As their erotic filming continues as planned, the gang soon learns that they’re not as much in the wrong as the couple they’re renting from. The elderly couple Howard and Pearl have only grown more bitter with age. Howard finds himself despising all young folks, while Pearl is jealous of the sex they’re all having. Their bitterness and frustrations with growing old ultimately lead them down the path of slaughtering their visitors as both a means of generational revenge and an act of religious conviction for removing sinners from this world.

The film is staged beautifully in a manner that feels more natural than trying to amp up every ounce of the 1970s. The music choices are decent enough where the film doesn’t feel like a jukebox of a movie and the clothing feels surprisingly restrained. That being said, West doesn’t skimp on the sex and gore, letting it play a pivotal role in shaping the frights. The unlucky filmmakers find themselves being smashed with hammers, slashed with knives, and even being poked in the eyes by pitchforks. There’s a great style to it as well, as with the scene where someone is brutally stabbed in front of a turned-on car, the blood splashing on the headlights to create a deep red and sinister scene.

There are even little nuggets of meta-commentary within the picture on the nature of sex and violence.

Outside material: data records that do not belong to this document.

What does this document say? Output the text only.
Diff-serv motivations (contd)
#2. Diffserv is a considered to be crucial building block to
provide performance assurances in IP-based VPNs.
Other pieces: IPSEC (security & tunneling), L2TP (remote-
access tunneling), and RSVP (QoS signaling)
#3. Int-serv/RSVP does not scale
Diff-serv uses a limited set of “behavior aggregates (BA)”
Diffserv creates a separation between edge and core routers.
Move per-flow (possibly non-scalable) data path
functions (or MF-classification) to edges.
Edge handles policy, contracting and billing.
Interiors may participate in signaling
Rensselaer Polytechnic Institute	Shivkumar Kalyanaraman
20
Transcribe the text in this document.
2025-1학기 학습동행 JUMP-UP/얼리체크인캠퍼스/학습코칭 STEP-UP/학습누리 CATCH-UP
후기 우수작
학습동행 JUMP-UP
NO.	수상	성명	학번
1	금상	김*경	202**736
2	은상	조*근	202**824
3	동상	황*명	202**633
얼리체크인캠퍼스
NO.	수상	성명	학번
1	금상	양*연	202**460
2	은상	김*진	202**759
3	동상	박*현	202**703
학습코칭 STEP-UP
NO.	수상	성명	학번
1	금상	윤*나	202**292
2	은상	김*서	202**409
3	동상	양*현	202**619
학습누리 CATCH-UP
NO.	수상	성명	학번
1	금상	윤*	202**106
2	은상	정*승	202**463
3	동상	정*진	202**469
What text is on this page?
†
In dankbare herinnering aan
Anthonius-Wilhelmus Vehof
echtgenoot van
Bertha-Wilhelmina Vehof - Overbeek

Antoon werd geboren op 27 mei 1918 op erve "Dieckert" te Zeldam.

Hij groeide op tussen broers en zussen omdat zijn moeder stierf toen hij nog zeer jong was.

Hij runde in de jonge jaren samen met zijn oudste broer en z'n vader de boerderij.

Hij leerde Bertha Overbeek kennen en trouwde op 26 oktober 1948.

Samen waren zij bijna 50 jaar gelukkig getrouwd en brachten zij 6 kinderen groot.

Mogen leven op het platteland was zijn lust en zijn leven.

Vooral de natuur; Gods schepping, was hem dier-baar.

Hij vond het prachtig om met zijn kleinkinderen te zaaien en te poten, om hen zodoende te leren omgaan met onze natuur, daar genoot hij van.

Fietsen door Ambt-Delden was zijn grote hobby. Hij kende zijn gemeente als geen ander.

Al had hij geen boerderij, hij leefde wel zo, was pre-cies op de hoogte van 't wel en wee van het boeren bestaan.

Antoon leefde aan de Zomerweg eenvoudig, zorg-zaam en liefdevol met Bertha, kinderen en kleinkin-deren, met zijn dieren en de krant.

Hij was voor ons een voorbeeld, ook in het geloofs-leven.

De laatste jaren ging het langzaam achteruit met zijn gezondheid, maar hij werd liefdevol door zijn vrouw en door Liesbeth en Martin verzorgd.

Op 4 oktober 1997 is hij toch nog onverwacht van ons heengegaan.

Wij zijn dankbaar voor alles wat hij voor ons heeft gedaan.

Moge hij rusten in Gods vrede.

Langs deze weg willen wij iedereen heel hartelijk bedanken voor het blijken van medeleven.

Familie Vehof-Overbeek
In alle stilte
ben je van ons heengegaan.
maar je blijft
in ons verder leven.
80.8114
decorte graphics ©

This comes about in one of the most intriguing scenes where the cast and crew discuss the movie over beers. Lorraine questions why Wayne would let his girlfriend Maxine have sex with other guys. The actors then open up about how sex and love are two different things, recognizing that sex may be something more fleeting than love. Sensing desperation not to waste her life, Lorraine then tells RJ she’d like to do a sex scene in the movie. RJ, even the filmmaker, argues it wouldn’t make sense as it would subvert the film they’re shooting for. Lorraine’s argument for subversion is the movie Psycho to which RJ retorts that they’re not making a horror movie. He’s right; they’re not making a horror movie, they’re in one and just don’t know that sex and violence go hand-in-hand with such a genre.

X is not for the faint of heart, considering that the old people in the picture actually die from a heart attack during a jump-scare scene. The violence is quite brutal, the sex quite graphic (more by horror standards than Cronenberg pictures), and the brooding sense of dread is enough to put most audiences on the edge of their seat. But for those who enjoy the classic slashers of yore, this is a delicious throwback of a picture that not only taps into a retro sense of terror but brilliantly weaves in themes of aging, dreams, relationships, and religious zealotry.